Pitt Team Tackles Treatment-Resistant Prostate Cancer

By: Allison Marin

To find new therapies for advanced, treatment-resistant prostate cancer, researchers from the University of Pittsburgh have developed a high-throughput screen that examined 220,000 compounds, from which they identified several small molecules capable of inhibiting the cancer cells in cell culture and animal studies.

The new screening method and results were presented in a pair of papers published May 17 in the journal ASSAY and Drug Development Technologies and May 27 in the journal ACS Medicinal Chemistry Letters.

More than 30,000 patients each year are diagnosed with advanced prostate cancer, and it is the second leading cause of cancer deaths in the United States. Androgen-deprivation therapy, which denies tumor cells the hormones they need to grow, is one of the primary treatments for prostate cancer, but almost all patients eventually progress to the more advanced and aggressive stage of the disease known as castration-resistant prostate cancer (CRPC).

CRPC progression is driven by the androgen receptor in cancer cells, so blocking this receptor has become a major focus of prostate cancer research, explained Zhou Wang, Ph.D., professor and director of urological research in the Department of Urology, and co-leader of the Molecular and Cellular Cancer Biology Program of the University of Pittsburgh Cancer Institute (UPCI), who along with Peter Wipf, Ph.D., professor of chemistry, and co-leader of the UPCI Cancer Therapeutics Program, led the new research.

wang“Our goal is to develop novel androgen receptor antagonists for the treatment of patients for whom the current therapies aren’t working, so we can prolong their life,” said Dr. Wang.

As part of a decade-long effort to develop new treatments for CRPC by targeting the androgen receptor located specifically in the nucleus of CRPC cells, the researchers developed a novel high-throughput assay that can quickly screen a large volume of potential candidate inhibitors.

Based on the results of the screen, the team then designed, prepared and optimized several novel inhibitors identified by their ability to reduce the levels of the androgen receptor in the nucleus, and, subsequently, androgen receptor activity.

The most promising candidate, JJ-450, is being sponsored by UPMC Enterprises, and shows promise in treating prostate cancer in animals.

wipf“We’re excited that the new compound meets important benchmarks for further preclinical development. We hope to test its efficacy against CRPC in clinical trials down the line,” said Dr. Wipf.

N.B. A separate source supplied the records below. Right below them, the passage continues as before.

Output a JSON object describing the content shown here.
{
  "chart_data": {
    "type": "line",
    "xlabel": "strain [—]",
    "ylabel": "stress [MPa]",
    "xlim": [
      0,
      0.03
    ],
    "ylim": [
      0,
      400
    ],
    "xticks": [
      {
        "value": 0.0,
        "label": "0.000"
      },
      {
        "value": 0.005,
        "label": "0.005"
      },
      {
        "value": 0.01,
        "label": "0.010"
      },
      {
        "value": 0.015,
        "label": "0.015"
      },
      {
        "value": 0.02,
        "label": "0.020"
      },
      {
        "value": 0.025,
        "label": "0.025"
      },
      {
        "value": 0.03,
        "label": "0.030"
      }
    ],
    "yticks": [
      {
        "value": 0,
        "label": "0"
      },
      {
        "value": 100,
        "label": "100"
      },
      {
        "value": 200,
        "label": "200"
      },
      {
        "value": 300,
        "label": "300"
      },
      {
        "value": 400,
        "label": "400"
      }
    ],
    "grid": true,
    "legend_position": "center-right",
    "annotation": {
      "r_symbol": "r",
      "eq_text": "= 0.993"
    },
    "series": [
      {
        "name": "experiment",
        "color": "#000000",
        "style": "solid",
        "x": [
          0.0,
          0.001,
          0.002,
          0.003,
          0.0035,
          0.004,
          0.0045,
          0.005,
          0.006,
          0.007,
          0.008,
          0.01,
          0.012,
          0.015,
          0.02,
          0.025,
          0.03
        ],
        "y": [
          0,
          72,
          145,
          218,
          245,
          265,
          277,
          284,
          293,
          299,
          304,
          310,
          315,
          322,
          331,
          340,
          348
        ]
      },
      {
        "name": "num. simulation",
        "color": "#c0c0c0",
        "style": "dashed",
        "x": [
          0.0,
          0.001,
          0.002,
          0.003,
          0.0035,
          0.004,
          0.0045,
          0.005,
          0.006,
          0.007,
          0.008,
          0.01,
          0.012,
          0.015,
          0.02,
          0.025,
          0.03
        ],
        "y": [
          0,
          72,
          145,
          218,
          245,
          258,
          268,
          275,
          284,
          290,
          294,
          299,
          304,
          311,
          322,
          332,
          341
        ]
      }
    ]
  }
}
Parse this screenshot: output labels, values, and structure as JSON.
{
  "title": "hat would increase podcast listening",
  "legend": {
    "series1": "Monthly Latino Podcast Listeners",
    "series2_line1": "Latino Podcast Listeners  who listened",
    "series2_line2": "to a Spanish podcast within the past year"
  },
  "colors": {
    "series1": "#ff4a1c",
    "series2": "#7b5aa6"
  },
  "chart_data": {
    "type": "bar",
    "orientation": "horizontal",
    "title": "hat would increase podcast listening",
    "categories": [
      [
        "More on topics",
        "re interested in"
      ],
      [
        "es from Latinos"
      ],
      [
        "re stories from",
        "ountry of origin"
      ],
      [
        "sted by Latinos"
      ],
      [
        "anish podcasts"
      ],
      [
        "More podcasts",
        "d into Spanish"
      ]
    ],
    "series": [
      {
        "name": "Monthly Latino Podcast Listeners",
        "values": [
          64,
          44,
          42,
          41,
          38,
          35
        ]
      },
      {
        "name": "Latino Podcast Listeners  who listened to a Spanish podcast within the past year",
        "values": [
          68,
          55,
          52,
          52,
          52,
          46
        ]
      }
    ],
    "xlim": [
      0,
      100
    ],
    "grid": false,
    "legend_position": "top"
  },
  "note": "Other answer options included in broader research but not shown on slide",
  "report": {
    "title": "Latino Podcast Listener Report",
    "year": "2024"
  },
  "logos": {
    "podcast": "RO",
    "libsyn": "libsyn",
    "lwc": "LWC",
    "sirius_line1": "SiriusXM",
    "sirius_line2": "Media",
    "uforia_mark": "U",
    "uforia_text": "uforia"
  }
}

Additional collaborators on the project included co-first authors of the ASSAY and Drug Development Technologies paper, Paul Johnston, Ph.D., of Pitt, and Minh Nguyen, Ph.D., formerly of Pitt, currently a scientist at LabCorp in Minnesota; and co-first authors of the ACS Medicinal Chemistry Letters paper, James Johnson, B.S., of Pitt and Erin Skoda, Ph.D., formerly of Pitt and currently of the U.S. Food and Drug Administration.